The truth is different ofcourse, devs will always want to make a prettier game than the one before. Maybe it doesn't change a thing, but it's something I wondered about.
 

Arulan

Member
Oct 25, 2017
1,571
Potentially yes, but in real-world performance no. The introduction of APIs like Vulkan eliminated most of that overhead. Additionally, hardware choices like using an underpowered CPU makes any potential gains meaningless to a buying decision, as even budget builds (at the time of launch) had far better CPU selection.

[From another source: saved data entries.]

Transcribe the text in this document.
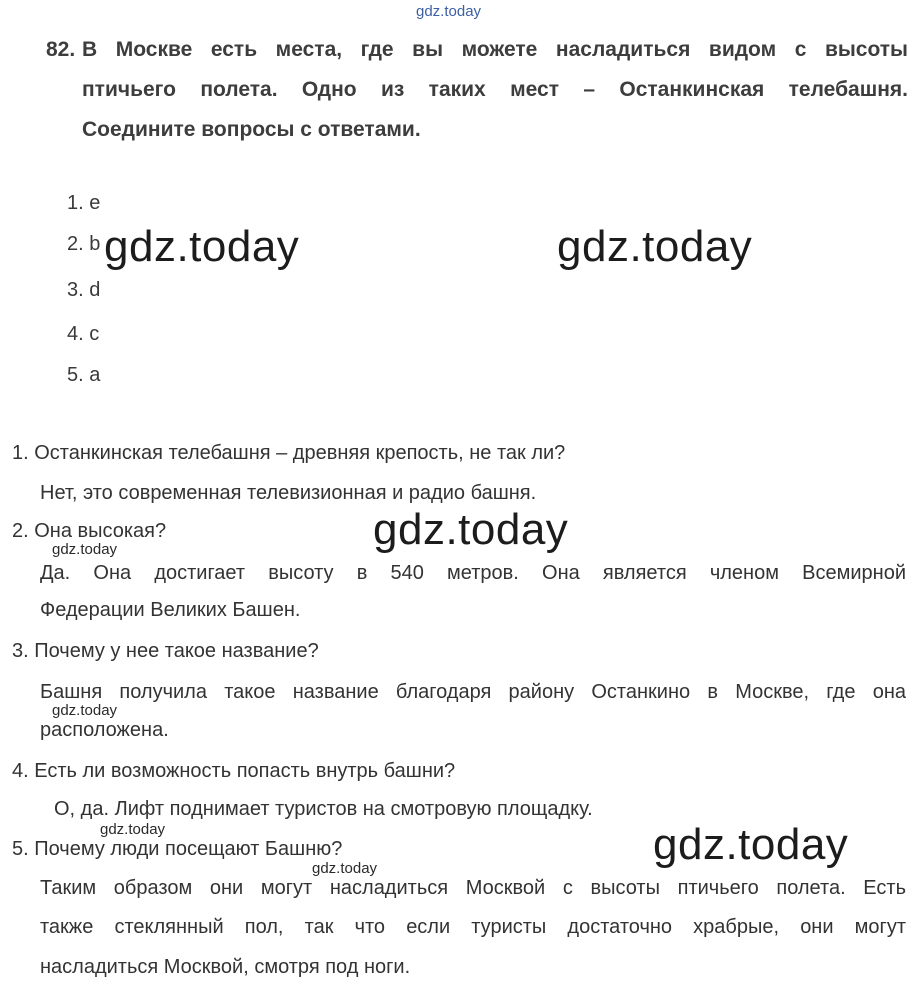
gdz.today
82. В Москве есть места, где вы можете насладиться видом с высоты
птичьего полета. Одно из таких мест – Останкинская телебашня.
Соедините вопросы с ответами.
1. e
2. b
3. d
4. c
5. a
gdz.today	gdz.today
gdz.today
gdz.today
1. Останкинская телебашня – древняя крепость, не так ли?
Нет, это современная телевизионная и радио башня.
2. Она высокая?
Да. Она достигает высоту в 540 метров. Она является членом Всемирной
Федерации Великих Башен.
3. Почему у нее такое название?
Башня получила такое название благодаря району Останкино в Москве, где она
расположена.
4. Есть ли возможность попасть внутрь башни?
О, да. Лифт поднимает туристов на смотровую площадку.
5. Почему люди посещают Башню?
Таким образом они могут насладиться Москвой с высоты птичьего полета. Есть
также стеклянный пол, так что если туристы достаточно храбрые, они могут
насладиться Москвой, смотря под ноги.
gdz.today
gdz.today
gdz.today
gdz.today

I still expect to see a lot of people lose their minds with the hype of new console releases, and believe in it all over again.
 

KillLaCam

Prophet of Truth
Member
Oct 25, 2017
15,383
Seoul
Yeah I prefer pc gaming but you can do alot more when you only have to target 1 set of hardware like console exclusives do
 

dom

▲ Legend ▲
Avenger
Oct 25, 2017
10,443
Of course they are. Just looking at PC should tell you this. Nvidia's GPUs perform far better than AMD's GPUs because of their drivers. When we use a lower level API like Vulkan in DOOM, you see performance increase far more on AMD's side because of how bad their drivers can be.
 

Ox Code

Member
Jul 21, 2018
376
The definition of an operating system is an abstraction layer between the applications and the hardware. So if you want to talk about console games and 'coding to the metal' then you'd be going farther back than you'd probably think, and that's not even talking about third party video game engines (or even first party ones for that matter).

Keep in mind that the phrases 'coding to the metal' and 'targeting specific hardware' are not the same thing.
 

Ultranist

Banned
Oct 29, 2017
322
Didn't the ps3 have some cpu cores and some memory locked for security and staff but on PC you can fully utilize your system minus some overhead on games with denuvo DRM?